Supply Chain & National Capacity Summit 2024 Pertemukan Hampir 10.000 Audien

JAKARTA – Supply Chain & National Capacity Summit DKI Jakarta 2024 yang dimaksud sudah berlangsung selama tiga hari di area Jakarta, sukses mempertemukan lebih tinggi dari 9.694 partisipan pemangku kepentingan lapangan usaha hulu migas.
Selama tiga hari, event ini memfasilitasi berbagai pembukaan diskusi, panel, kemudian Focus Group Discussion (FGD) yang tersebut mengkaji isu-isu strategis pengelolaan rantai suplai hulu migas nasional.
Deputi Bantuan Bisnis SKK Migas, Rudi Satwiko, di laporan penutupan mengatakan, selama tiga hari kegiatan, Supply Chain & National Capacity Summit 2024 melibatkan 28 Kontraktor Kontrak Kerja Sama (KKKS) lalu 39 mitra, di area mana 27 di dalam antaranya membuka booth pameran.
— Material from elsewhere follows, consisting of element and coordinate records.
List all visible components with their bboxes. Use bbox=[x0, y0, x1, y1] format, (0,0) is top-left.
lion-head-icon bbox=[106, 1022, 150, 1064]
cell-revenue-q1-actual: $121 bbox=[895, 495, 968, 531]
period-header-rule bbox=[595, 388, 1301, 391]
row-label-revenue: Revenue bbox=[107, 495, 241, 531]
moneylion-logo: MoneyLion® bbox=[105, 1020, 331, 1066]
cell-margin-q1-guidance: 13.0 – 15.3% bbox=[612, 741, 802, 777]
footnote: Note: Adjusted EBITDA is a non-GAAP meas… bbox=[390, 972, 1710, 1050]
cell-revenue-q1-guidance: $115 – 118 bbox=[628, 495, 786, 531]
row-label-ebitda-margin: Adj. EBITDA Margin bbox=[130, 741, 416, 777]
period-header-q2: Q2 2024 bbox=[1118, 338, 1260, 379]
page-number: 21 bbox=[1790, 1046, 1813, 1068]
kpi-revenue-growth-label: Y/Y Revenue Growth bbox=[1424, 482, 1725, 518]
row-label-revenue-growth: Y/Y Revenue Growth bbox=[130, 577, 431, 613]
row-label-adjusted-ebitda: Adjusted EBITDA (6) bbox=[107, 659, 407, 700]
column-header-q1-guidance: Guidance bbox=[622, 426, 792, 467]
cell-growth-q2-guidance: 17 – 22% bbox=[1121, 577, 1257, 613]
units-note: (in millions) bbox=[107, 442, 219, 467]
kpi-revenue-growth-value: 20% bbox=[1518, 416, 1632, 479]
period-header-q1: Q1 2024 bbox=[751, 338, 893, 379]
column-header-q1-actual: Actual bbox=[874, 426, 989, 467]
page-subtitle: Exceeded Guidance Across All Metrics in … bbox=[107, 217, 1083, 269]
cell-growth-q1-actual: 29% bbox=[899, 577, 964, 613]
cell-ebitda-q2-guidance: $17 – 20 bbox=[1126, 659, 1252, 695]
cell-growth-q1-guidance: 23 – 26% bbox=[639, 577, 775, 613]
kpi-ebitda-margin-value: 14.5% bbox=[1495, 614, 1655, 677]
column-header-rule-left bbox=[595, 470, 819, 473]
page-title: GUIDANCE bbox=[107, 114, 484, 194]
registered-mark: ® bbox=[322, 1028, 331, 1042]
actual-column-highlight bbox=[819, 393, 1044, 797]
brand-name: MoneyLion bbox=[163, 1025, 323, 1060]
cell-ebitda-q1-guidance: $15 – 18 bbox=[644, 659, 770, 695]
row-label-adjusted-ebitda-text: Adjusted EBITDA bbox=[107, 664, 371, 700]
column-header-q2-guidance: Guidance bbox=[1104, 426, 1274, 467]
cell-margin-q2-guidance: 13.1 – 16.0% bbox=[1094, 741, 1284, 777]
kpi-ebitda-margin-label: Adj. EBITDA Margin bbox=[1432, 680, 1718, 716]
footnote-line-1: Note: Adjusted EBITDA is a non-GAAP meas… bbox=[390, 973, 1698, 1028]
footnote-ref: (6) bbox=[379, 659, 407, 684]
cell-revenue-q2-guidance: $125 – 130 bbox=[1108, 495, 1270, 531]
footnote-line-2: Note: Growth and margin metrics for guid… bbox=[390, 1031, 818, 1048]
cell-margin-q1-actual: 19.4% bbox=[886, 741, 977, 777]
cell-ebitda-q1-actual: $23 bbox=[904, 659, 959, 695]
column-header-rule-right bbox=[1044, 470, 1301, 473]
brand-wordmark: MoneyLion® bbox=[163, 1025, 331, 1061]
Di event ini juga terdapat booth Kapasitas Nasional, CIVD, CHSEMS, Kepabeanan sebagai bentuk pembinaan bagi para vendor untuk memahami kemudian berpartisipasi bergerak di pengadaan sektor hulu migas.
“Rangkaian Supply Chain & National Capacity Summit 2024 diisi penandatanganan beberapa Nota Kesepahaman (MoU) yang tersebut menguatkan kolaborasi dan juga mempersiapkan bidang hulu migas menghadapi tantangan yang digunakan ada,” ujar beliau pada rangkaian acara penutupan Supply Chain & National Capacity Summit DKI Jakarta 2024, dikutipkan Selasa (20/8/2024).
Sementara, Kepala SKK Migas Dwi Soetjipto menjelaskan tantangan yang digunakan dihadapi bidang hulu migas semakin kompleks, teristimewa dengan adanya beberapa jumlah proyek strategis nasional hulu migas yang tersebut ditargetkan mulai produksi antara 2027 hingga 2030.
“Melalui penguatan rantai suplai yang digunakan efisien serta terintegrasi, SKK Migas berkepentingan meyakinkan bahwa proyek strategis hulu migas berjalan sesuai jadwal,” ujarnya.
Selama tiga hari penyelenggaraan, event ini dihadiri Menteri Koordinator Area Kemaritiman kemudian Investasi, Luhut Binsar Pandjaitan. Kehadiran dia menunjukkan pentingnya sinergi nasional di pengembangan rantai suplai serta penguatan kapasitas nasional.
Luhut menyampaikan apresiasi berhadapan dengan kemajuan yang dimaksud dicapai SKK Migas di penerapan digitalisasi, termasuk pada pengelolaan rantai suplai sektor hulu migas.